Vouloir toucher l’écran, palper les personnages… caresser ces mains, s’évanouir sur une musique sucrée… Et ne plus ressortir de cette torpeur.

Je ne vous dis jamais rien des films… je vous transmets ces simples bribes d’émotions… de sensations…

Une fois sortie de la salle, dans cette temporalité indéfinie, la chaleur s’abat de nouveau sur moi…
Mon corps s’écroule en rentrant.
Jusqu’à la salvation nocturne, où l’orage fait rage. Le bruissement des arbres, le martèlement de la pluie sur le goudron et cette odeur si agréable des orages d’été… Odeur de souffre, de terre. Rien de tel pour s’écrouler et dormir… 4 heures trente supplémentaires… pour se lever de nouveau à 6h… mais cette fois pour une journée de fraîcheur et de pluie, salvatrice. En attendant le retour du soleil. 

Je vous quitte avec cette chanson en tête…


 

Luz Casal – Lo eres todo  (Tu cliques tu écoutes !)

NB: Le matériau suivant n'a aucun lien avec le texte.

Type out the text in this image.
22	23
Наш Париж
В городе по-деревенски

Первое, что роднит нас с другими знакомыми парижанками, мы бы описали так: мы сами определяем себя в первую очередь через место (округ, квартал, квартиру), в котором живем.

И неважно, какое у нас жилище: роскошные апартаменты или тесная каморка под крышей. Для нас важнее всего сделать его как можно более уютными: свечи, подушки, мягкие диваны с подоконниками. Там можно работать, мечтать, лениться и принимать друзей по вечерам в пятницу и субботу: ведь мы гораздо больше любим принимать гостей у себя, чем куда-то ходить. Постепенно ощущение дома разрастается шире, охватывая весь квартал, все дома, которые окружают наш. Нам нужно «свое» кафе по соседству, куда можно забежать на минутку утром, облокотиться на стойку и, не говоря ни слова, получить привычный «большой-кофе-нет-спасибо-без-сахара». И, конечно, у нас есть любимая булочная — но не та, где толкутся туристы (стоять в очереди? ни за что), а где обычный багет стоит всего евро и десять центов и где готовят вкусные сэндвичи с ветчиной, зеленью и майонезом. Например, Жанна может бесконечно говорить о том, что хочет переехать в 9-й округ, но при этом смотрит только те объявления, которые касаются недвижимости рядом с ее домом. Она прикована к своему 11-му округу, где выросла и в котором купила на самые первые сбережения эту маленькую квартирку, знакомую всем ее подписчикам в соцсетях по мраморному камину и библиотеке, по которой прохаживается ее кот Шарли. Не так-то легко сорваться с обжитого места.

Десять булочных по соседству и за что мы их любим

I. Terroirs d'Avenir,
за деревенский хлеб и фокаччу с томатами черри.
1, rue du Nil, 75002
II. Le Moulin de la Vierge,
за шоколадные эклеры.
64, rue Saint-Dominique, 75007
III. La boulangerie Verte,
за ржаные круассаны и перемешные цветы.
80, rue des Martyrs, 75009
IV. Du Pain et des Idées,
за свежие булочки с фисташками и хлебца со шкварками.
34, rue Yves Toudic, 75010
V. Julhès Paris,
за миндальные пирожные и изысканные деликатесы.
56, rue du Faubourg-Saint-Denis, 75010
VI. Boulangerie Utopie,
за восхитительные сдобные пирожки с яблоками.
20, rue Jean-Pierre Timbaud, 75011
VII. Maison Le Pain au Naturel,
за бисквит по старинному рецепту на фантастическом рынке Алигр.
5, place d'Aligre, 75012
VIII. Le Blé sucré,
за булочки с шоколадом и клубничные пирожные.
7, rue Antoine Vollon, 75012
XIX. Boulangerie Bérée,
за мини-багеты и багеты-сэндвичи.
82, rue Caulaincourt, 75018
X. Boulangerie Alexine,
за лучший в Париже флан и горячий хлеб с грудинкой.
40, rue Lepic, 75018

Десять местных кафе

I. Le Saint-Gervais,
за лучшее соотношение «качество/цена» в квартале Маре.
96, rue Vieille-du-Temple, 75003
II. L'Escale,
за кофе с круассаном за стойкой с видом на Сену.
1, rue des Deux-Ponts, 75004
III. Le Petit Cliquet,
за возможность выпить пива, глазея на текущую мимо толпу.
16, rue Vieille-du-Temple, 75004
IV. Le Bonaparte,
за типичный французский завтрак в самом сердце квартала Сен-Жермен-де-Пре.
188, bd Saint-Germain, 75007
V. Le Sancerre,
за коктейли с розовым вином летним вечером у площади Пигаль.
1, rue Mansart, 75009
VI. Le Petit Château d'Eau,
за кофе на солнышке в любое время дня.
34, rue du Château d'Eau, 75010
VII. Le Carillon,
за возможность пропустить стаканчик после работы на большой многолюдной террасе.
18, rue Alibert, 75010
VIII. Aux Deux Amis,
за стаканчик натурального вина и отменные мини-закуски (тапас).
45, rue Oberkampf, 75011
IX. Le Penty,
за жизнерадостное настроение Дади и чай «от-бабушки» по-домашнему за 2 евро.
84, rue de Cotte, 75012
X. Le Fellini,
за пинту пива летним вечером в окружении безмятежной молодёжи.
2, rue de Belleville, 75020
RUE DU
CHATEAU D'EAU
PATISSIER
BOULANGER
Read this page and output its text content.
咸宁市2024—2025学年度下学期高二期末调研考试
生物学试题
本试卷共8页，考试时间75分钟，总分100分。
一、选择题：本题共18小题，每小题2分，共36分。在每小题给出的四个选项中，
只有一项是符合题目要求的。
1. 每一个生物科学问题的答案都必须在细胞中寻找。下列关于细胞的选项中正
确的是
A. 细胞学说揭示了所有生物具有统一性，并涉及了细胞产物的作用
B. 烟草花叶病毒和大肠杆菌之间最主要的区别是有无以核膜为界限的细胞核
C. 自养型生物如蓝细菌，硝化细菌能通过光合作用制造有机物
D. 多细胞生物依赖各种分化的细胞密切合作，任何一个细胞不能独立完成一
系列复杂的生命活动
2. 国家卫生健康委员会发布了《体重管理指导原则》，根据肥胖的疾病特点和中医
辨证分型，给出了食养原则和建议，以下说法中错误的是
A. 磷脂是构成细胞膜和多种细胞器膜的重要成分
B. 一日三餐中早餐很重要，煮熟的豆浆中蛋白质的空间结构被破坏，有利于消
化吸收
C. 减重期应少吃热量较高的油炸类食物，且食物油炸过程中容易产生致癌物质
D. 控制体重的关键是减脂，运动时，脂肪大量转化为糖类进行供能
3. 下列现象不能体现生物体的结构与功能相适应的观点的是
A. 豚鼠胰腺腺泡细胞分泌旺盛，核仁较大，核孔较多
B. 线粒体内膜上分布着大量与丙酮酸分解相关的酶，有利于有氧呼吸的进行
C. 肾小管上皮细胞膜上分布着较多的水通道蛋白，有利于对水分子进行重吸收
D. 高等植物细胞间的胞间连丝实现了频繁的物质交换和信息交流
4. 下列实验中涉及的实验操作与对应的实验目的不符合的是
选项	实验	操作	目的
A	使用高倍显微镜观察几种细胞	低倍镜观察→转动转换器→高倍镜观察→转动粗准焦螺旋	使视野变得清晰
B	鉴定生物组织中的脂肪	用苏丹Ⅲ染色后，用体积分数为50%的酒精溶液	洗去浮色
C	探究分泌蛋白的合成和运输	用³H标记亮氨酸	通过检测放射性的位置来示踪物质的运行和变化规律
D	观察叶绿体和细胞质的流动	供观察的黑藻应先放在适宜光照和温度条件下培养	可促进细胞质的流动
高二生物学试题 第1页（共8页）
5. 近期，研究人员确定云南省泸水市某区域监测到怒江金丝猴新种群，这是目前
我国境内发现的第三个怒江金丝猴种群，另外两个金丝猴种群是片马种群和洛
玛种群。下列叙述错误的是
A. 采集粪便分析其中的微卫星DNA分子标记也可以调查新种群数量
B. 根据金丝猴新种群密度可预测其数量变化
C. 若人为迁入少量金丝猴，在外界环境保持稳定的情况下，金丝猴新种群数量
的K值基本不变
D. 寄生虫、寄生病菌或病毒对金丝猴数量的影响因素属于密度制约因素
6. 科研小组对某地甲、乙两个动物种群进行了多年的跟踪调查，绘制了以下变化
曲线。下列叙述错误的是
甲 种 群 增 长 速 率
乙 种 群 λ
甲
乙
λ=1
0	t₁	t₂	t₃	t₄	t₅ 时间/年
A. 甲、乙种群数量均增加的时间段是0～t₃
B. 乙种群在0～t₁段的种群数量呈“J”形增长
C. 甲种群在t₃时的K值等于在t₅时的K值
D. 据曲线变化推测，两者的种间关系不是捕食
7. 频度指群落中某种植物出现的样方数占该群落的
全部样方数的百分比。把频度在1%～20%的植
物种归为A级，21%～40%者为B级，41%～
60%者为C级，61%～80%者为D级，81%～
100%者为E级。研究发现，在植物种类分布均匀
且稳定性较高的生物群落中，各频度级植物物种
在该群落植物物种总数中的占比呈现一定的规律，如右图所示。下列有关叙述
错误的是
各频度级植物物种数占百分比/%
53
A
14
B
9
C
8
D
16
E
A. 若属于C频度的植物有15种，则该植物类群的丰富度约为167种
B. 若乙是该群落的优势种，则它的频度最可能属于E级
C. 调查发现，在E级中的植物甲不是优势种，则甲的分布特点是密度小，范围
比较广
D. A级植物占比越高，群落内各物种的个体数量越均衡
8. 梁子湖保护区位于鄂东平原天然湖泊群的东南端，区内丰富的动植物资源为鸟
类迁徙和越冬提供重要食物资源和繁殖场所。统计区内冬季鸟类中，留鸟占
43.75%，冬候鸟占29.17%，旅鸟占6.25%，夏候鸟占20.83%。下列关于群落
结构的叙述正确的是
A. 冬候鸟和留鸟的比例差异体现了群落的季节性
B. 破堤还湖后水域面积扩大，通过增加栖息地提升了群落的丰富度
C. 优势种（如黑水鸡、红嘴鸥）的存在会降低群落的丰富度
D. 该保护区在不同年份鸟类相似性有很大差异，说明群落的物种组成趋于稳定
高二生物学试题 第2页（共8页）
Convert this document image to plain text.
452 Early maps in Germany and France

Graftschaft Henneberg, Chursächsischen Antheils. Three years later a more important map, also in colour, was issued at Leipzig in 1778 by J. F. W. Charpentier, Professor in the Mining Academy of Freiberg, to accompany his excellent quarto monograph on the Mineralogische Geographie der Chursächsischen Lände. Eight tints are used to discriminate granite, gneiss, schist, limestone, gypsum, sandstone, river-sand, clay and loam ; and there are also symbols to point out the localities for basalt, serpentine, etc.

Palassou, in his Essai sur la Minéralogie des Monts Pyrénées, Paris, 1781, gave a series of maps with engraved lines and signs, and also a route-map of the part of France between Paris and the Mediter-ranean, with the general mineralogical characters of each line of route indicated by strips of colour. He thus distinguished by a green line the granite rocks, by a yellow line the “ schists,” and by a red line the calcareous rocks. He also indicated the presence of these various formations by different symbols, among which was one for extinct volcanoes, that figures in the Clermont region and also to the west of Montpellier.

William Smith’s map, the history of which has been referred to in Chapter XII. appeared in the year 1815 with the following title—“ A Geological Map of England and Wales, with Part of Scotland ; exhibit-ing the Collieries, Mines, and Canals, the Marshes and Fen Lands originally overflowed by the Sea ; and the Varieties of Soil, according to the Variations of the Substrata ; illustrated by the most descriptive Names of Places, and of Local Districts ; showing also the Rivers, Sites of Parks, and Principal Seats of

Cada vez que veo tu fotografía
descubro algo nuevo
que antes no veía
y me hace sentir lo que nunca creí.

Siempre te he mirado indiferente,
eras tan solo un amigo
y de repente lo eres todo, todo para mí,
mi principio y mi fín.

Mi norte y mi guía, mi perdición,
mi acierto y mi suerte, mi equivocación,
eres mi muerte y mi resurrección,
eres mi aliento y mi agonía
de noche y de día,
(te lo pido por favor,
que me des tu compañía
de noche y de día… lo eres todo.)

Dame tu alegría, tu buen humor,
dame tu melancolía,
tu pena y dolor,
dame tu aroma, dame tu sabor
dame tu mundo interior,
dame tu sonrisa y tu calor,
dame la muerte y la vida,
tu frío y tu ardor,
dame tu calma, dame tu furor,
dame tu oculto rencor.

2 réflexions sur “El sabor de tu boca…

  1. Almodovar … Rien à ajouter. Chez moi il est rangé dans le tiroir des réalisateurs qui font des films qui me plaisent toujours. Très très bon.